Old, cracked and peeling paint on the exterior of the home was found to be the main threat. A wood railing leading up to the home’s entryway, that her son plays on often was also found to have lead. All this was found by Alameda County’s Healthy Homes inspectors.

“They just told me to wash his hands a lot after he grabs stuff to make sure that he doesn’t put all the lead in his mouth from grabbing the…for example now he’s playing with that. They said that has a lot of lead on it,” said Stephanie.

At only 18 months old little Alex can’t help but put his hands in his mouth, so in the meantime Stephanie says she tries to limit his time playing outside the house.

“The lead is sweet and they like it so they put it in their mouth a lot,” said Stephanie.

Ingesting paint or even dirt aren’t the only lead contaminates kids like to eat. Candy and sweets are another source of lead, a shocking discovery the California Department of Public Health tests for annually.

We dug up the test results for this year, but so far so good. Last year, seven candy companies tested positive for lead.

You might be surprised to find some familiar brands…like Smarties.

Their candy necklaces had .06 parts per million, which is considerably low, and just under the lead limit of .10parts per million.

Patel’s Sweet and Salty confectionery was over the lead limit with .18 parts per million. Experts say any amount of lead exposure can be dangerous.

Lead lurks in other surprising places like furniture, toys and even jewelry. A Restoration hardware metal top table was recalled last week for risks of lead exposure. Last month, a toy shovel sold on Amazon was recalled for lead paint.
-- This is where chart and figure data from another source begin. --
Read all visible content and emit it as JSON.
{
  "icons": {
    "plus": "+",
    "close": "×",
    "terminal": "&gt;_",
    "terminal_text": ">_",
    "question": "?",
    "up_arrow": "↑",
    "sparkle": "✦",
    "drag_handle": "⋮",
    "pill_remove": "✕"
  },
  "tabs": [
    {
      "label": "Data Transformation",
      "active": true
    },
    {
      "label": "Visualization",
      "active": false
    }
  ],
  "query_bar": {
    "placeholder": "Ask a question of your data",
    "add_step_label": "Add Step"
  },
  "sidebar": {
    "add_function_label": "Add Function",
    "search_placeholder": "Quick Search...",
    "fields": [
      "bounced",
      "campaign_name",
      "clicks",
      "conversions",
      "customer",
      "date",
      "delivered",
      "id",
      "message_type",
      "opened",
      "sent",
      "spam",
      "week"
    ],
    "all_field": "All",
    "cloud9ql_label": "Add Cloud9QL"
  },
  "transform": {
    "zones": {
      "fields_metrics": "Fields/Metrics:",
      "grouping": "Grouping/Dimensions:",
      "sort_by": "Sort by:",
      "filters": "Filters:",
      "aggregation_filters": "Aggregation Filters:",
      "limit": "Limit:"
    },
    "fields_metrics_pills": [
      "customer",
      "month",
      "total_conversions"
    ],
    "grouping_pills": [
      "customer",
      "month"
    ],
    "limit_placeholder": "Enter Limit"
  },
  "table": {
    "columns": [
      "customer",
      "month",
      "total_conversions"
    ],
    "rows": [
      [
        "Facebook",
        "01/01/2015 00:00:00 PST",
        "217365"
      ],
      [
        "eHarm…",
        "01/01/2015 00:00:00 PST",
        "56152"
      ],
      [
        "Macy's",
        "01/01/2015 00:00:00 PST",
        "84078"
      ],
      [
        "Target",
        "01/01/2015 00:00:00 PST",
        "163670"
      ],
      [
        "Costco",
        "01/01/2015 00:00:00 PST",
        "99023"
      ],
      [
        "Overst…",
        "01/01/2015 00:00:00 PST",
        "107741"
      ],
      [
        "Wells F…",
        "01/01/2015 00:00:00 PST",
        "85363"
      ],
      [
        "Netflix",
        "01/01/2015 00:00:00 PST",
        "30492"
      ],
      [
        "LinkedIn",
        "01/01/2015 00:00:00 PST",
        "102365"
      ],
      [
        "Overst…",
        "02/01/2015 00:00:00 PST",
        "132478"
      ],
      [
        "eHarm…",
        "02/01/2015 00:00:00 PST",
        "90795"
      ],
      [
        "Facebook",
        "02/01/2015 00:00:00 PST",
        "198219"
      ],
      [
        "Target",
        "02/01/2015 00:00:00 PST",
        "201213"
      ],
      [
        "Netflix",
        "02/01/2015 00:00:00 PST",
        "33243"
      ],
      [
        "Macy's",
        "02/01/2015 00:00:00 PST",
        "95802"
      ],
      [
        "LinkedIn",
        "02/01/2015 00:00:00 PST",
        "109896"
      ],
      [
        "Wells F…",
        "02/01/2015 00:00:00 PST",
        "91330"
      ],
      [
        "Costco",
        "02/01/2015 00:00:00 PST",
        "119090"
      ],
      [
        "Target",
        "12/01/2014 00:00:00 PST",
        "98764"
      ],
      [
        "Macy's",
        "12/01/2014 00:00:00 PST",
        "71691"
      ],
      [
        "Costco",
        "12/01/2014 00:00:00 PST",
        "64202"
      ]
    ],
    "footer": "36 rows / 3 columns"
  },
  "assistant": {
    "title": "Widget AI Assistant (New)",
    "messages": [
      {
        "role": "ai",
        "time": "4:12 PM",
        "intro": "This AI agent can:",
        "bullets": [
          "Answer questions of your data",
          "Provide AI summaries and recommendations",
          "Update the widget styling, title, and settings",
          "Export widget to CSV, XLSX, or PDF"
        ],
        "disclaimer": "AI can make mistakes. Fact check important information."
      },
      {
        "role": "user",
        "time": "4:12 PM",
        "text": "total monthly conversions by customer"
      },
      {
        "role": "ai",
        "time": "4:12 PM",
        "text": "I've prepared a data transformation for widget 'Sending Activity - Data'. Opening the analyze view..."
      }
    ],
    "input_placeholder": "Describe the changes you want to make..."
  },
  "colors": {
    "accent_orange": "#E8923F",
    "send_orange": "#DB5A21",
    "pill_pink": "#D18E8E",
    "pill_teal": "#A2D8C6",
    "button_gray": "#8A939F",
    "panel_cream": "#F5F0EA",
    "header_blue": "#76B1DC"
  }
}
Last year, Things Remembered recalled more than 6,000 silver charm bracelets and necklaces because the product exceeded the allowable limit for lead.
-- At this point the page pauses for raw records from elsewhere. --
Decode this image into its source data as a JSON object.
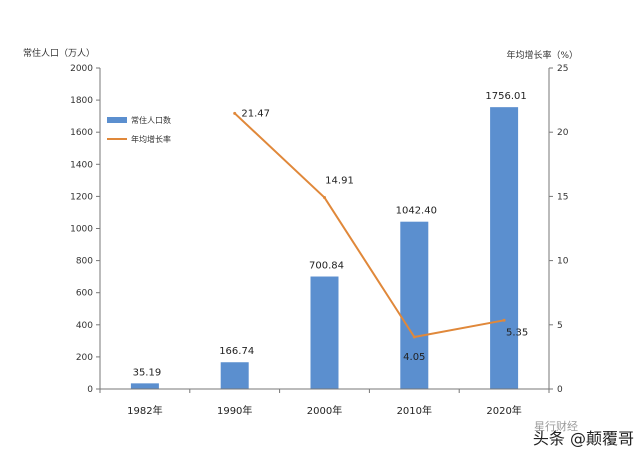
{
  "chart_data": {
    "type": "bar+line",
    "categories": [
      "1982年",
      "1990年",
      "2000年",
      "2010年",
      "2020年"
    ],
    "series": [
      {
        "name": "常住人口数",
        "type": "bar",
        "axis": "left",
        "values": [
          35.19,
          166.74,
          700.84,
          1042.4,
          1756.01
        ],
        "labels": [
          "35.19",
          "166.74",
          "700.84",
          "1042.40",
          "1756.01"
        ],
        "color": "#5b8fcf"
      },
      {
        "name": "年均增长率",
        "type": "line",
        "axis": "right",
        "values": [
          null,
          21.47,
          14.91,
          4.05,
          5.35
        ],
        "labels": [
          "",
          "21.47",
          "14.91",
          "4.05",
          "5.35"
        ],
        "color": "#e0883a"
      }
    ],
    "ylabel_left": "常住人口（万人）",
    "ylabel_right": "年均增长率（%）",
    "ylim_left": [
      0,
      2000
    ],
    "ylim_right": [
      0,
      25
    ],
    "yticks_left": [
      "0",
      "200",
      "400",
      "600",
      "800",
      "1000",
      "1200",
      "1400",
      "1600",
      "1800",
      "2000"
    ],
    "yticks_right": [
      "0",
      "5",
      "10",
      "15",
      "20",
      "25"
    ],
    "grid": false,
    "legend": "top-left"
  },
  "watermark": {
    "text": "头条 @颠覆哥",
    "faint_text": "星行财经"
  }
}
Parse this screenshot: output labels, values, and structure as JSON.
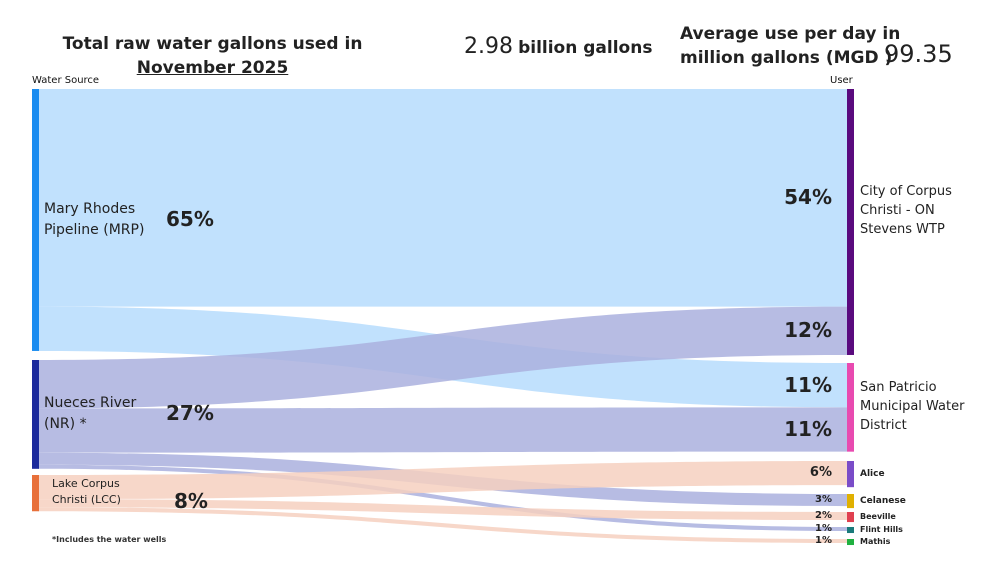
{
  "header": {
    "title_line1": "Total raw water gallons used in",
    "title_line2": "November 2025",
    "total_value": "2.98",
    "total_unit": "billion gallons",
    "avg_label_line1": "Average use per day in",
    "avg_label_line2": "million gallons (MGD )",
    "avg_value": "99.35"
  },
  "axis": {
    "source_label": "Water Source",
    "target_label": "User"
  },
  "footnote": "*Includes the water wells",
  "sources": [
    {
      "id": "mrp",
      "label": "Mary Rhodes Pipeline (MRP)",
      "pct": "65%",
      "color": "#1a8cf0",
      "flow_color": "#b6dcfd"
    },
    {
      "id": "nr",
      "label": "Nueces River (NR) *",
      "pct": "27%",
      "color": "#1c2a9c",
      "flow_color": "#aab0de"
    },
    {
      "id": "lcc",
      "label": "Lake Corpus Christi (LCC)",
      "pct": "8%",
      "color": "#e8703a",
      "flow_color": "#f6d0c0"
    }
  ],
  "targets": [
    {
      "id": "cc",
      "label": "City of Corpus Christi - ON Stevens WTP",
      "color": "#5a0a7e"
    },
    {
      "id": "sp",
      "label": "San Patricio Municipal Water District",
      "color": "#e84ab0"
    },
    {
      "id": "alice",
      "label": "Alice",
      "color": "#7a4cc8"
    },
    {
      "id": "celanese",
      "label": "Celanese",
      "color": "#e0b000"
    },
    {
      "id": "beeville",
      "label": "Beeville",
      "color": "#e04050"
    },
    {
      "id": "flint",
      "label": "Flint Hills",
      "color": "#1a7a7a"
    },
    {
      "id": "mathis",
      "label": "Mathis",
      "color": "#20b040"
    }
  ],
  "flows": [
    {
      "source": "mrp",
      "target": "cc",
      "value": 54,
      "label": "54%"
    },
    {
      "source": "mrp",
      "target": "sp",
      "value": 11,
      "label": "11%"
    },
    {
      "source": "nr",
      "target": "cc",
      "value": 12,
      "label": "12%"
    },
    {
      "source": "nr",
      "target": "sp",
      "value": 11,
      "label": "11%"
    },
    {
      "source": "nr",
      "target": "celanese",
      "value": 3,
      "label": "3%"
    },
    {
      "source": "nr",
      "target": "flint",
      "value": 1,
      "label": "1%"
    },
    {
      "source": "lcc",
      "target": "alice",
      "value": 6,
      "label": "6%"
    },
    {
      "source": "lcc",
      "target": "beeville",
      "value": 2,
      "label": "2%"
    },
    {
      "source": "lcc",
      "target": "mathis",
      "value": 1,
      "label": "1%"
    }
  ]
}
Items you would least expect, could leave lasting effects on your child's growth and development.

“It’s been hard because he’s so young and sometimes we don’t know if he cries, or when he has fusses, if it has to do with the lead or not,” said Stephanie.

In December, we learned about the alarming number of children exposed to high levels of lead in the Fruitvale district.
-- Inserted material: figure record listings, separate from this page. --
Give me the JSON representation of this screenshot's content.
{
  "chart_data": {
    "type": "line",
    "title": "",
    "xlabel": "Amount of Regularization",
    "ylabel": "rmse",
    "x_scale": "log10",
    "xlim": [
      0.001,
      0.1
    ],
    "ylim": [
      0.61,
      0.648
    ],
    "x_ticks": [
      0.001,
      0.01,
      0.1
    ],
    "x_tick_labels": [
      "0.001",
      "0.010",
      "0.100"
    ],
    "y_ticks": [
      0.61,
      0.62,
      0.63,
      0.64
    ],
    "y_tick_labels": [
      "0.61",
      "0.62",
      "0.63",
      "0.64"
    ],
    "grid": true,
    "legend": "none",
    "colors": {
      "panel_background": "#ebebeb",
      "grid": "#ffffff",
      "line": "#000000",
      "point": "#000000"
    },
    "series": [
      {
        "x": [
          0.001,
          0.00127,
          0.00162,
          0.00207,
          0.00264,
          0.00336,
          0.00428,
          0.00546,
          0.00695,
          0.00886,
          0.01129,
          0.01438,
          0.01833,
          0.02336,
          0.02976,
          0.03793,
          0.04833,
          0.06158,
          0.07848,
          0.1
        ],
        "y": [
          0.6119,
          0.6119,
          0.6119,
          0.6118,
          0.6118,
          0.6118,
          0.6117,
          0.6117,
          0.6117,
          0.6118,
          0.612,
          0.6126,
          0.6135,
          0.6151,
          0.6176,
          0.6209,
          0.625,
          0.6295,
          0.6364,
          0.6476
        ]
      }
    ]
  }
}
City and county leaders are working towards becoming more proactive, instead of reactive, starting with universal testing for children.It’s an idea that has Stephanie’s full support.

“A lot of parents be like no they don’t need it, for what, and they should get them tested because it’s something really bad for them,” she said.

If you don’t take that first step, you’ll never know how harmful your home, toys, gifts or goodies could be for your little ones.
Alameda County Healthy Home Inspectors will test for lead hazards in your home. They also work with the families to remedy the issue. Stephanie Avila qualified for the county’s program, making her eligible to receive grant money to pay for a new paint job on her house. Right now, they’re waiting for the work to be done.

If you would like to get your child tested for lead, contact your pediatrician, or the Alameda County Healthy Homes Department at (510) 567-8280.

They can also provide information on getting your home tested for lead.